Por Edna Regina Uip*
Notícias recentes, algumas das muitas disponíveis em português que tratam da evolução e utilização da Inteligência Artificial:
“A Microsoft anunciou no dia 22 de julho que investirá US$ 1 bilhão na OpenAI em uma nova parceria de longo prazo. O objetivo é desenvolver tecnologia de inteligência artificial de supercomputação no serviço de nuvem Azure.
Segundo informações da Reuters, a OpenAI afirmou que o acordo entre as empresas ajudaria na busca pela “artificial general intelligence” (AGI).
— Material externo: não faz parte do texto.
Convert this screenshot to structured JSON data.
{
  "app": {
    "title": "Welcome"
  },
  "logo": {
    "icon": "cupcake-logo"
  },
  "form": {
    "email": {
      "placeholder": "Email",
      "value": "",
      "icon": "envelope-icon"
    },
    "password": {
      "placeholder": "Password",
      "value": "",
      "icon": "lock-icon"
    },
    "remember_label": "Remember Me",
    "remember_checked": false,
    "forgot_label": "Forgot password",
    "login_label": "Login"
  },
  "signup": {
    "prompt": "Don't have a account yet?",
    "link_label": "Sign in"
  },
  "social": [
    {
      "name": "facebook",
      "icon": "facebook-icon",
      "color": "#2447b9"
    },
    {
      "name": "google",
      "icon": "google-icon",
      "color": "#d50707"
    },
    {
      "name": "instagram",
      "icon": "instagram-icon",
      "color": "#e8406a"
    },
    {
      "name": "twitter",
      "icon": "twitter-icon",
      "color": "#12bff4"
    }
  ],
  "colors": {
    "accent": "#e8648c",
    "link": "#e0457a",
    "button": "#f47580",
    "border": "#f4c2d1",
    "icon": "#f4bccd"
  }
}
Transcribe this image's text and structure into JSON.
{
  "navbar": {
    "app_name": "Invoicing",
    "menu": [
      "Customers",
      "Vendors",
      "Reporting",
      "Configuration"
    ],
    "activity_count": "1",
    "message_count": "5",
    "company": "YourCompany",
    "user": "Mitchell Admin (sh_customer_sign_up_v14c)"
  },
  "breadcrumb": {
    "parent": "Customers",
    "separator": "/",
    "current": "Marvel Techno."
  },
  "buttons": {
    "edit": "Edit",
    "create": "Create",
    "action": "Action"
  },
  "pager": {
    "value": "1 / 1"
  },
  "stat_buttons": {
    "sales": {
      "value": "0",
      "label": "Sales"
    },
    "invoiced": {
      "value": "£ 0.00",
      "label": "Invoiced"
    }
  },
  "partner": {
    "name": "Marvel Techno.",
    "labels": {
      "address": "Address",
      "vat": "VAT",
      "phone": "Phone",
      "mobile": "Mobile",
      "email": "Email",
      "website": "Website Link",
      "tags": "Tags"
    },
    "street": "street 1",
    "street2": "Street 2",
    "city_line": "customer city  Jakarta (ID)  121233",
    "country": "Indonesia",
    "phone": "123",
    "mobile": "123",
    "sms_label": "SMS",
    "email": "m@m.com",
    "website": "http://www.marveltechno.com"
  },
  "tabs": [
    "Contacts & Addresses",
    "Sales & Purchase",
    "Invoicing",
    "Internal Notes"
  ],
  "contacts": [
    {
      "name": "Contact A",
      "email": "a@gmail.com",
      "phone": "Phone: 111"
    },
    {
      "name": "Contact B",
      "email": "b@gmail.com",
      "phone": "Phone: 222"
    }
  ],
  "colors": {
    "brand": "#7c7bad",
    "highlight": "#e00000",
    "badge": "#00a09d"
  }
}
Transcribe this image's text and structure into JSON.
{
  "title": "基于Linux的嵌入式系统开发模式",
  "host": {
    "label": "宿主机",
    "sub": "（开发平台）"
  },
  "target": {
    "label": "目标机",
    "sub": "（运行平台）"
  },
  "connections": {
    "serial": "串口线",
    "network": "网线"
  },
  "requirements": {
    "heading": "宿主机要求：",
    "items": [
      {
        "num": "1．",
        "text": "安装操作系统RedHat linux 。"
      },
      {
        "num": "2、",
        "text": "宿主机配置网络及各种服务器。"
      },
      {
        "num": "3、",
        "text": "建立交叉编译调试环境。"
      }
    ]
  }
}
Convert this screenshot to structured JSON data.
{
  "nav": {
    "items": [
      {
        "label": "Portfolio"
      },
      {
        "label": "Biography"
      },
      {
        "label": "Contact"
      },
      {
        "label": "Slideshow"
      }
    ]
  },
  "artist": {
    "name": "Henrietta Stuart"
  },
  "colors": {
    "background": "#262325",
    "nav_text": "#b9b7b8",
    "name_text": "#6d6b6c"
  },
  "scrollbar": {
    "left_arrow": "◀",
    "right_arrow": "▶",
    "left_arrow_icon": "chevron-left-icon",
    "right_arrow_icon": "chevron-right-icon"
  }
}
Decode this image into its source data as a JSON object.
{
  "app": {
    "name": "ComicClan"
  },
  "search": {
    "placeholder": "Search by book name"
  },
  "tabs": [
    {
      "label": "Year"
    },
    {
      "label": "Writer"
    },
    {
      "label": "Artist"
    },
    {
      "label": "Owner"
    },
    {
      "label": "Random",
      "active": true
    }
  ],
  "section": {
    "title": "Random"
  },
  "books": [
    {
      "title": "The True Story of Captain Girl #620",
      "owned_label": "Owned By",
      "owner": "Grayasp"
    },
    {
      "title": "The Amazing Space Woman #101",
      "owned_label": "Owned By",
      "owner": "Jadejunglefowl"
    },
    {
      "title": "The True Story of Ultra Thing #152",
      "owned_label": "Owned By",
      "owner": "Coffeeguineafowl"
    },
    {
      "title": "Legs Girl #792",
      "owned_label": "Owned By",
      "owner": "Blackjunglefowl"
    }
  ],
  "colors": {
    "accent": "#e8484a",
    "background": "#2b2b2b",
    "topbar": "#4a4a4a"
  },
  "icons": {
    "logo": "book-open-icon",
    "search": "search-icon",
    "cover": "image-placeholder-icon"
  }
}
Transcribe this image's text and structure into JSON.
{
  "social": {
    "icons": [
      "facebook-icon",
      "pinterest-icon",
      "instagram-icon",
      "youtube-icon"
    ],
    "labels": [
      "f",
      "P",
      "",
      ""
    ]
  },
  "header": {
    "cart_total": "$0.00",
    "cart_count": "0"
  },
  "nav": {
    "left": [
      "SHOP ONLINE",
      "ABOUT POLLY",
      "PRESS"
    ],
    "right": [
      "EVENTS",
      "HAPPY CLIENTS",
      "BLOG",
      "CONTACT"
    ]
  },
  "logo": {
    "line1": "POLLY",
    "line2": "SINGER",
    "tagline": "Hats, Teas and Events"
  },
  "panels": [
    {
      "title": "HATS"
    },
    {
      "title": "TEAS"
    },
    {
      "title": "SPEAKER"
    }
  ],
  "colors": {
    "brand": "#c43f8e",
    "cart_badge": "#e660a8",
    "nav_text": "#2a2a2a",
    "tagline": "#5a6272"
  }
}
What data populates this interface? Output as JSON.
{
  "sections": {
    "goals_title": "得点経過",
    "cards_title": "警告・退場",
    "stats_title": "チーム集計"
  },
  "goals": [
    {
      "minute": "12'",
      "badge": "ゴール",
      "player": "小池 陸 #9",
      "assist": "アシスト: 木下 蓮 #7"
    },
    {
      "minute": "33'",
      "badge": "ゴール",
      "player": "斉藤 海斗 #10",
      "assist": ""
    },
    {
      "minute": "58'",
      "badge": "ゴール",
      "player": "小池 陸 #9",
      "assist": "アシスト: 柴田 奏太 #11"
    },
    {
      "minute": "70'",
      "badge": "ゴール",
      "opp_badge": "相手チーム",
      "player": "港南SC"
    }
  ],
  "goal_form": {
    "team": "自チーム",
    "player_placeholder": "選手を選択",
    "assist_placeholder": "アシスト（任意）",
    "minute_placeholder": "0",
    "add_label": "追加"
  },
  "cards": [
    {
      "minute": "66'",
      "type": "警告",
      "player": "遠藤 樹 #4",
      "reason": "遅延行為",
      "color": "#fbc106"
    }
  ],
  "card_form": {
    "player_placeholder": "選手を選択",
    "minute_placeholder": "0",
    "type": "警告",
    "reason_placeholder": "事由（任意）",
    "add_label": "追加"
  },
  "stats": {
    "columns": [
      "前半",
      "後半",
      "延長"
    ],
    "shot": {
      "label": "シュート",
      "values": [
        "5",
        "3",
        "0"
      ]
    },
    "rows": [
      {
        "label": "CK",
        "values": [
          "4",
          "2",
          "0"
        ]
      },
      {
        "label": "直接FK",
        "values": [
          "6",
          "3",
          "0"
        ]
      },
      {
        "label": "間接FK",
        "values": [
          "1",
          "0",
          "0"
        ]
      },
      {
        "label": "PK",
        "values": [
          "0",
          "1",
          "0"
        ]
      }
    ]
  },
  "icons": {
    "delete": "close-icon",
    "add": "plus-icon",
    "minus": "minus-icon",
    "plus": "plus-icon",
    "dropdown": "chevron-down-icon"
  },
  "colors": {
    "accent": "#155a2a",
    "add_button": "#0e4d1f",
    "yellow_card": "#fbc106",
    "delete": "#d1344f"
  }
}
Esse termo se refere à possibilidade de um sistema de inteligência artificial que conseguiria aprender e entender absolutamente tudo o que um ser humano tem potencial de fazer ou até mais.” ¹
“Prever o futuro não é só mais coisa de cartomante. A fabricante de vestuário Nike anunciou a compra de uma startup de inteligência artificial capaz de prever o que os consumidores querem comprar antes mesmo que eles procurem por um produto.” ²
“Ainda de acordo com ele, inicialmente a IA assumirá o papel de assistente nas diversas áreas da Saúde e, aos poucos, essas funções serão completamente automatizadas. No futuro, em sua visão, a ciência de dados e a inteligência artificial terão importância na formação curricular médica. E a Medicina terá a mesma equivalência da Telemedicina.
Robotização:
Chao Wen exemplifica modelos de robôs já usados no mundo, como equipamentos de limpeza e higienização automática em hospitais, cuidadores em home-office e ferramentas que mimetizam o relacionamento emocional com animais, usadas em pacientes para tratamento de depressão, ansiedade e demência.” ³
Quem define nossas vidas não está nos campos de batalha, no Salão Oval ou no Kremlin. As decisões vêm de pessoas geniais, cuja genialidade recebe investimentos bilionários. São pagos para esquadrinhar nossas mentes através do que falamos, teclamos, vemos ou ouvimos, em busca de desejos, sintomas, pensamentos e emoções, tudo no intuito de facilitar e colaborar com a vida humana.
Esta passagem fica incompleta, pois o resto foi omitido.